When all your methods are really really short, you end up having to jump all around your code to find any line of logic. A lot of business that otherwise could be neatly sequentially expressed in longer methods gets artificially split up. So it feels like you’ve taken a neatly sorted deck of cards and thrown them into the air so you can play 52-card pickup.

How should we write code without OOP?

[33:18]

You don’t need to avoid classes entirely. Sometimes an association between data types and functions is very strong, so go for it.

The moment you start hemming and hawing about whether a function actually belongs with a data type, just make it a plain function.

But what about shared state?

When in doubt, parameterize. Pass data as explicit parameters to functions, make data flow through the call graph.
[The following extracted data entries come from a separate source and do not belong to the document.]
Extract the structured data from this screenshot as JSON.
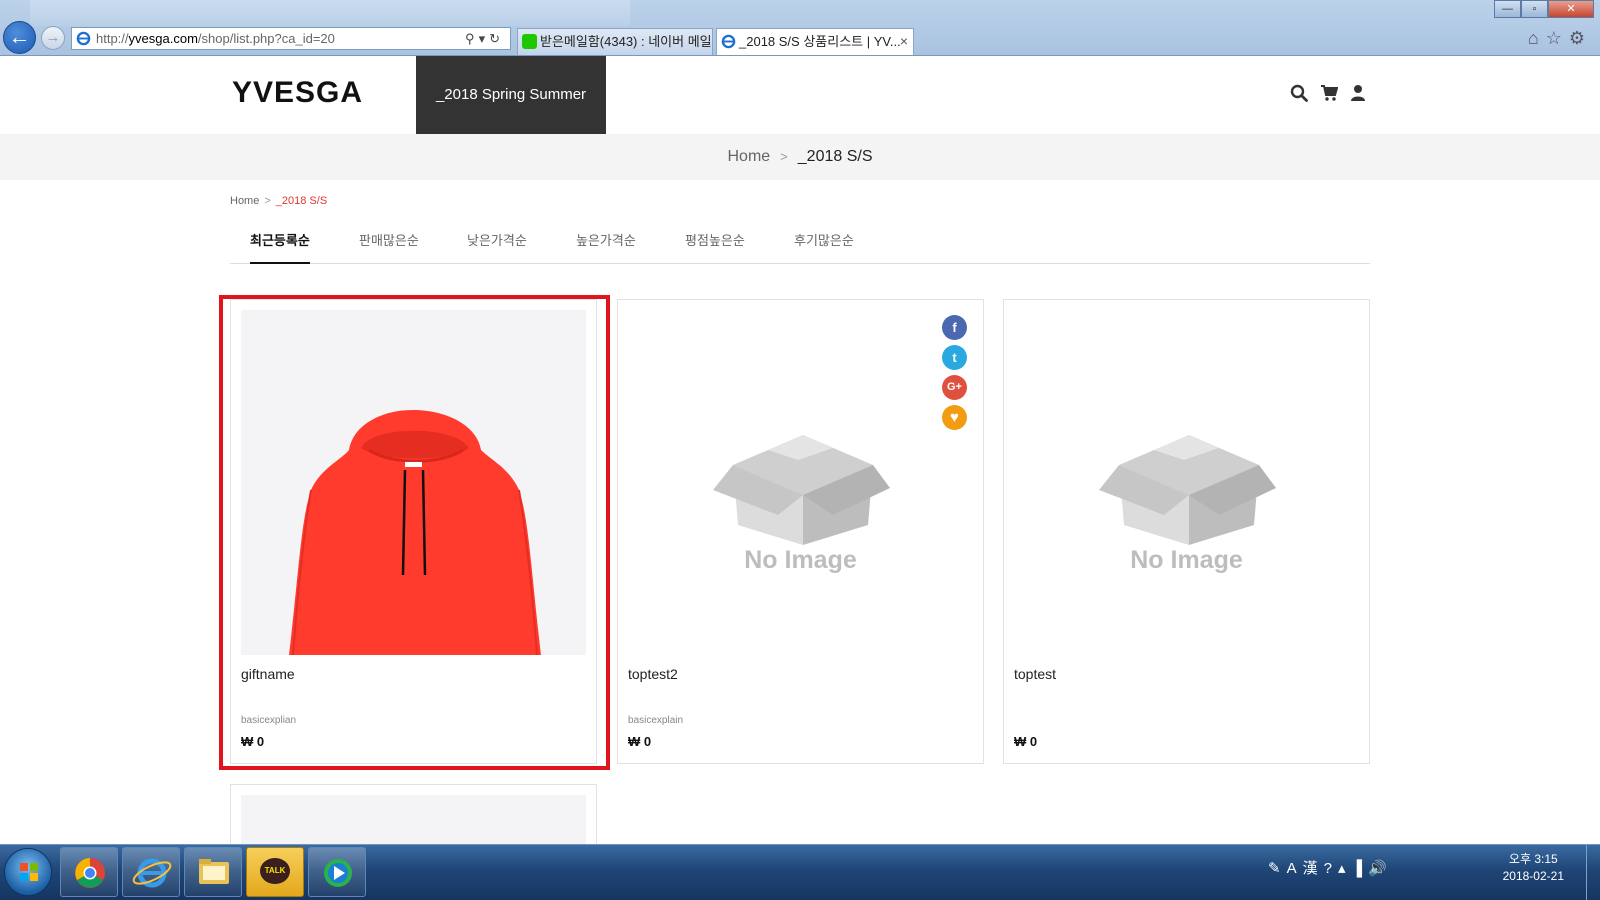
{
  "browser": {
    "url_prefix": "http://",
    "url_host": "yvesga.com",
    "url_path": "/shop/list.php?ca_id=20",
    "tabs": [
      {
        "label": "받은메일함(4343) : 네이버 메일"
      },
      {
        "label": "_2018 S/S 상품리스트 | YV..."
      }
    ],
    "tab_close": "×",
    "window_buttons": {
      "minimize": "—",
      "maximize": "▫",
      "close": "✕"
    }
  },
  "site": {
    "logo": "YVESGA",
    "nav_item": "_2018 Spring Summer",
    "subhead": {
      "home": "Home",
      "separator": ">",
      "current": "_2018 S/S"
    },
    "breadcrumb": {
      "home": "Home",
      "separator": ">",
      "current": "_2018 S/S"
    },
    "sort_tabs": [
      {
        "label": "최근등록순"
      },
      {
        "label": "판매많은순"
      },
      {
        "label": "낮은가격순"
      },
      {
        "label": "높은가격순"
      },
      {
        "label": "평점높은순"
      },
      {
        "label": "후기많은순"
      }
    ],
    "products": [
      {
        "name": "giftname",
        "desc": "basicexplian",
        "price": "₩ 0",
        "image": "red-hoodie"
      },
      {
        "name": "toptest2",
        "desc": "basicexplain",
        "price": "₩ 0",
        "image": "no-image",
        "no_image_text": "No Image"
      },
      {
        "name": "toptest",
        "desc": "",
        "price": "₩ 0",
        "image": "no-image",
        "no_image_text": "No Image"
      }
    ],
    "sns_buttons": [
      {
        "icon": "facebook-icon",
        "label": "f",
        "color": "#3b5998"
      },
      {
        "icon": "twitter-icon",
        "label": "t",
        "color": "#1da1f2"
      },
      {
        "icon": "googleplus-icon",
        "label": "G+",
        "color": "#dd4b39"
      },
      {
        "icon": "heart-icon",
        "label": "♥",
        "color": "#f39c12"
      }
    ],
    "accent_color": "#e2362c",
    "highlight_color": "#e0151b"
  },
  "taskbar": {
    "clock_time": "오후 3:15",
    "clock_date": "2018-02-21",
    "apps": [
      "chrome",
      "internet-explorer",
      "file-explorer",
      "kakaotalk",
      "media-player"
    ],
    "kakao_label": "TALK"
  }
}
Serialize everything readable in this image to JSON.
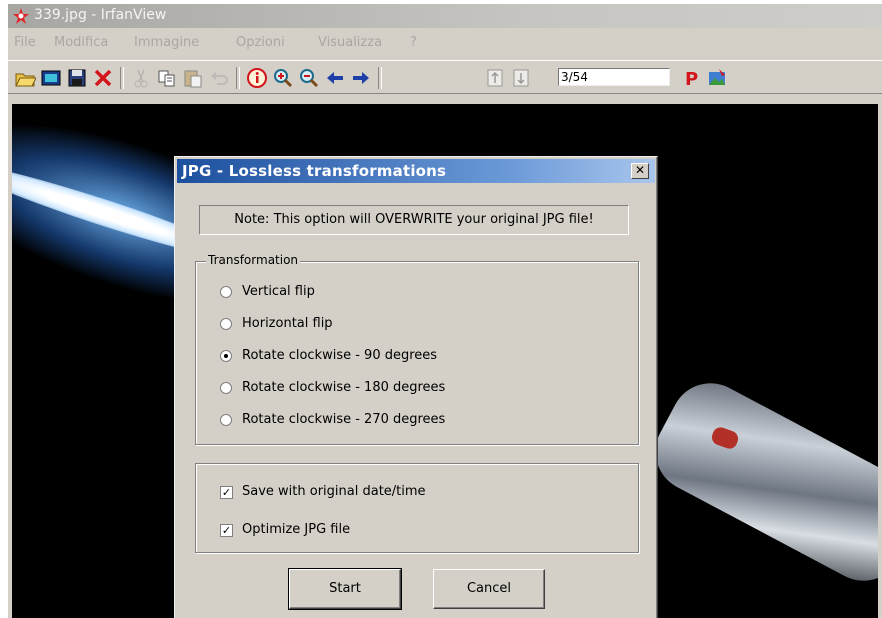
{
  "window": {
    "title": "339.jpg - IrfanView",
    "menu": [
      "File",
      "Modifica",
      "Immagine",
      "Opzioni",
      "Visualizza",
      "?"
    ],
    "toolbar": {
      "page_counter": "3/54",
      "icons": [
        "open-icon",
        "slideshow-icon",
        "save-icon",
        "delete-icon",
        "cut-icon",
        "copy-icon",
        "paste-icon",
        "undo-icon",
        "info-icon",
        "zoom-in-icon",
        "zoom-out-icon",
        "previous-icon",
        "next-icon",
        "first-page-icon",
        "last-page-icon",
        "paypal-icon",
        "irfanview-logo-icon"
      ]
    }
  },
  "dialog": {
    "title": "JPG - Lossless transformations",
    "note": "Note: This option will OVERWRITE your original JPG file!",
    "transformation_group": {
      "label": "Transformation",
      "options": [
        {
          "label": "Vertical flip",
          "selected": false
        },
        {
          "label": "Horizontal flip",
          "selected": false
        },
        {
          "label": "Rotate clockwise - 90 degrees",
          "selected": true
        },
        {
          "label": "Rotate clockwise - 180 degrees",
          "selected": false
        },
        {
          "label": "Rotate clockwise - 270 degrees",
          "selected": false
        }
      ]
    },
    "settings": [
      {
        "label": "Save with original date/time",
        "checked": true
      },
      {
        "label": "Optimize JPG file",
        "checked": true
      }
    ],
    "buttons": {
      "start": "Start",
      "cancel": "Cancel"
    },
    "close_label": "✕"
  },
  "colors": {
    "dialog_title_start": "#1c4f9e",
    "dialog_title_end": "#a9c6ec",
    "face": "#d4d0c8"
  }
}
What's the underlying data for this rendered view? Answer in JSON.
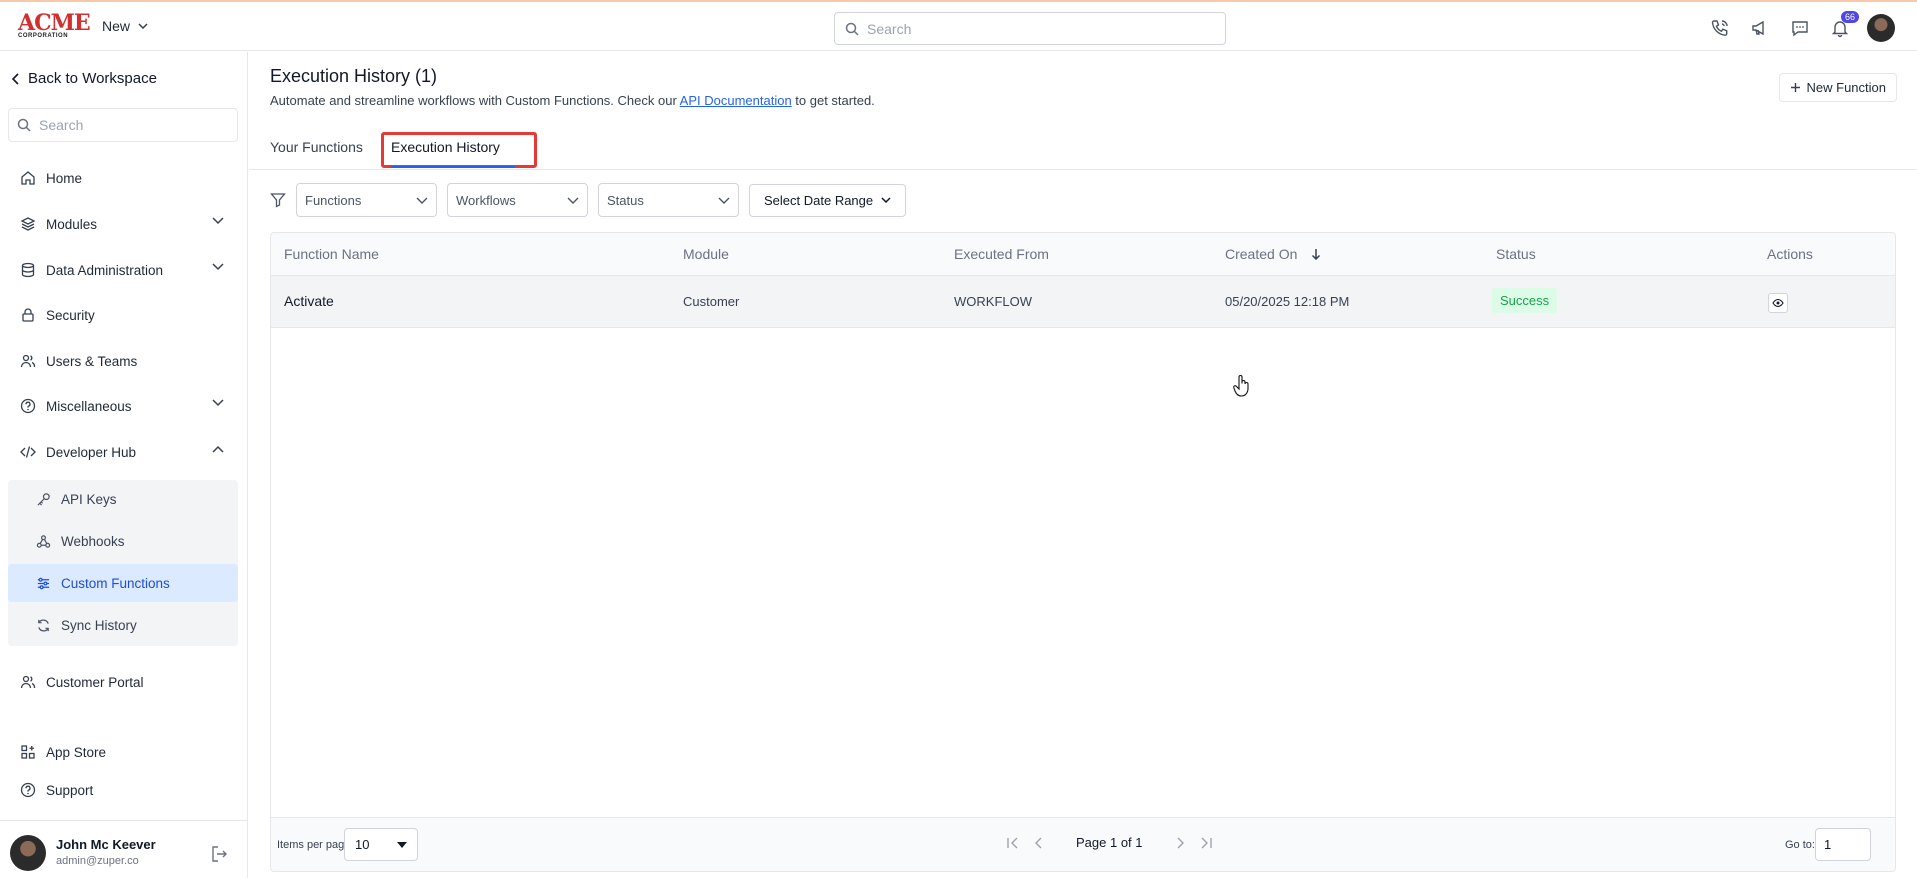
{
  "header": {
    "logo_main": "ACME",
    "logo_sub": "CORPORATION",
    "new_label": "New",
    "search_placeholder": "Search",
    "notification_count": "66"
  },
  "sidebar": {
    "back_label": "Back to Workspace",
    "search_placeholder": "Search",
    "items": [
      {
        "label": "Home",
        "icon": "home-icon"
      },
      {
        "label": "Modules",
        "icon": "layers-icon"
      },
      {
        "label": "Data Administration",
        "icon": "database-icon"
      },
      {
        "label": "Security",
        "icon": "lock-icon"
      },
      {
        "label": "Users & Teams",
        "icon": "users-icon"
      },
      {
        "label": "Miscellaneous",
        "icon": "help-circle-icon"
      },
      {
        "label": "Developer Hub",
        "icon": "code-icon"
      }
    ],
    "dev_sub_items": [
      {
        "label": "API Keys",
        "icon": "key-icon"
      },
      {
        "label": "Webhooks",
        "icon": "webhook-icon"
      },
      {
        "label": "Custom Functions",
        "icon": "sliders-icon"
      },
      {
        "label": "Sync History",
        "icon": "sync-icon"
      }
    ],
    "lower_items": [
      {
        "label": "Customer Portal",
        "icon": "users-icon"
      },
      {
        "label": "App Store",
        "icon": "apps-icon"
      },
      {
        "label": "Support",
        "icon": "help-circle-icon"
      }
    ],
    "user": {
      "name": "John Mc Keever",
      "email": "admin@zuper.co"
    }
  },
  "main": {
    "title": "Execution History (1)",
    "subtitle_before": "Automate and streamline workflows with Custom Functions. Check our ",
    "subtitle_link": "API Documentation",
    "subtitle_after": " to get started.",
    "new_function_label": "New Function",
    "tabs": [
      {
        "label": "Your Functions"
      },
      {
        "label": "Execution History",
        "active": true
      }
    ],
    "filters": {
      "functions": "Functions",
      "workflows": "Workflows",
      "status": "Status",
      "date_range": "Select Date Range"
    },
    "table": {
      "columns": [
        "Function Name",
        "Module",
        "Executed From",
        "Created On",
        "Status",
        "Actions"
      ],
      "rows": [
        {
          "function_name": "Activate",
          "module": "Customer",
          "executed_from": "WORKFLOW",
          "created_on": "05/20/2025 12:18 PM",
          "status": "Success"
        }
      ]
    },
    "pagination": {
      "items_per_page_label": "Items per page",
      "items_per_page_value": "10",
      "page_text": "Page 1 of 1",
      "goto_label": "Go to:",
      "goto_value": "1"
    }
  },
  "colors": {
    "accent": "#2563eb",
    "highlight": "#e53935",
    "success_bg": "#dcfce7",
    "success_text": "#16a34a",
    "brand": "#d32f2f"
  }
}
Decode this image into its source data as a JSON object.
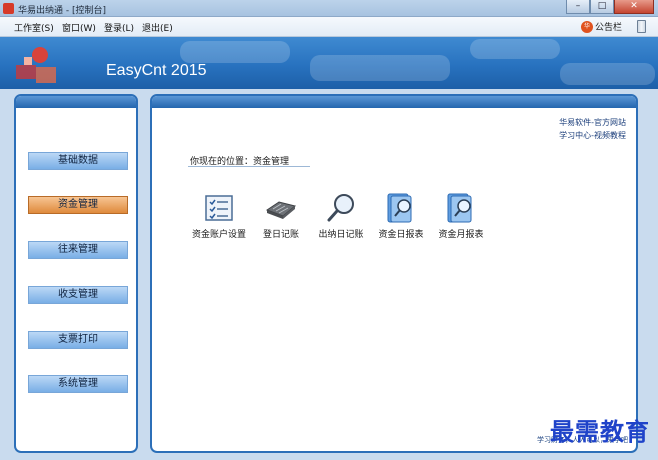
{
  "window": {
    "title": "华易出纳通 - [控制台]",
    "buttons": [
      "–",
      "□",
      "✕"
    ]
  },
  "menu": {
    "items": [
      "工作室(S)",
      "窗口(W)",
      "登录(L)",
      "退出(E)"
    ],
    "notice_label": "公告栏",
    "notice_badge": "华"
  },
  "banner": {
    "app_name": "EasyCnt 2015"
  },
  "sidebar": {
    "items": [
      {
        "label": "基础数据",
        "active": false
      },
      {
        "label": "资金管理",
        "active": true
      },
      {
        "label": "往来管理",
        "active": false
      },
      {
        "label": "收支管理",
        "active": false
      },
      {
        "label": "支票打印",
        "active": false
      },
      {
        "label": "系统管理",
        "active": false
      }
    ]
  },
  "main": {
    "links": [
      "华易软件-官方网站",
      "学习中心-视频教程"
    ],
    "location": "你现在的位置：资金管理",
    "functions": [
      {
        "label": "资金账户设置",
        "icon": "account-settings-icon"
      },
      {
        "label": "登日记账",
        "icon": "journal-keyboard-icon"
      },
      {
        "label": "出纳日记账",
        "icon": "magnifier-icon"
      },
      {
        "label": "资金日报表",
        "icon": "daily-report-icon"
      },
      {
        "label": "资金月报表",
        "icon": "monthly-report-icon"
      }
    ],
    "footer": "学习财务，人人可以，来学吧"
  },
  "watermark": "最需教育",
  "colors": {
    "accent": "#2c6fb8",
    "active": "#df8a3c"
  }
}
Try to bundle globals into structs/records/classes, even if these types end up with only one instance. This can help your code feel more organized. If you do a good job of it, you can eventually make some pass a subset of these into functions.

Favor pure functions.

The brilliant thing about pure functions is that they’re the only truly self-contained unit of code.

Encapsulate (only loosely) at the level of namespaces/packages/modules.

When a new cross-cutting concern is discovered in a project with coarse-grained encapsulation, the sunk cost of the initial setup is not wasted, and restructuring or violating the encapsulation is either way less of a big deal.

Don’t be afraid of long functions.

Although it’s in vogue to split functions, like this:

function myFunc() {
    doStuff();
    doMoreStuff();
    thenThis();
    thenThat();
}

If you do this too much, a logical sequence of steps is split up and out of order in your codebase. Sometimes it’s worthwhile, when this code is called from multiple places, but in many cases it’s not.

If you want high-level comments, consider instead ‘section comments’

function myFunc() {
    // doStuff
    ...
    // doMoreStuff
    ...
    // then this
    ...
    // then that
    ...
}

This way the sequence of logic is totally clear, and the rest of the codebase has less clutter (fewer ‘free variables’). We are freed from deciding on function names, but this code meanwhile is free to be described in depth in English.

The next best thing is a private function or a closure.

There are still good reasons you would definitely want to extract to separate functions: when there is logical complexity that can be extracted; when the indenting is getting too deep; when the code is moderately indented for a long section of code.

You also want to constrain the scope of local variables so readers have lower cognitive load. In most curly brace languages you can just introduce a new scope.

Defining then calling a closure also works: they provide a local scope, while inheriting access to the enclosing function’s variables. As a minor plus, you can safely use return statements without triggering an early return, which makes each closure within a function slightly more self-contained/less dependent.

The ideal seems to be something like an inline anonymous function which sees nothing of its enclosing scope except specific allowlisted values. e.g. the way that php has function ($arg1, $arg2) use ($varFromEnclosingScope) {...}. But additionally it should only be allowed to use copies of the values from the enclosing scope.

In conclusion

if you’ve ever felt any of the paralysis that I felt attempting to do object-oriented programming properly–to square the circle–I think you’ll find abandoning all those ideas and just reverting to procedural code to be a liberating experience.

I can tell you from personal experience that having read these books [GoF’s “Design Patterns”; Fowler’s “Refactoring”; Bob Martin’s “Clean Code”; “TDD by Example”; “Growing Object-Oriented Software, Guided by Tests”] that you don’t need to read them. They don’t have answers, they’re not going to square the circle, and you’re going to waste productive years of your life trying to live up to their ideals.

Part of the problem is that kernels of good ideas have been taken to holistic extremes, in ways that have been disastrous for the industry, and certainly for programming education. There are very few solid, holistic answers about how we should write code. We’d all be better off if we stopped chasing that chimera.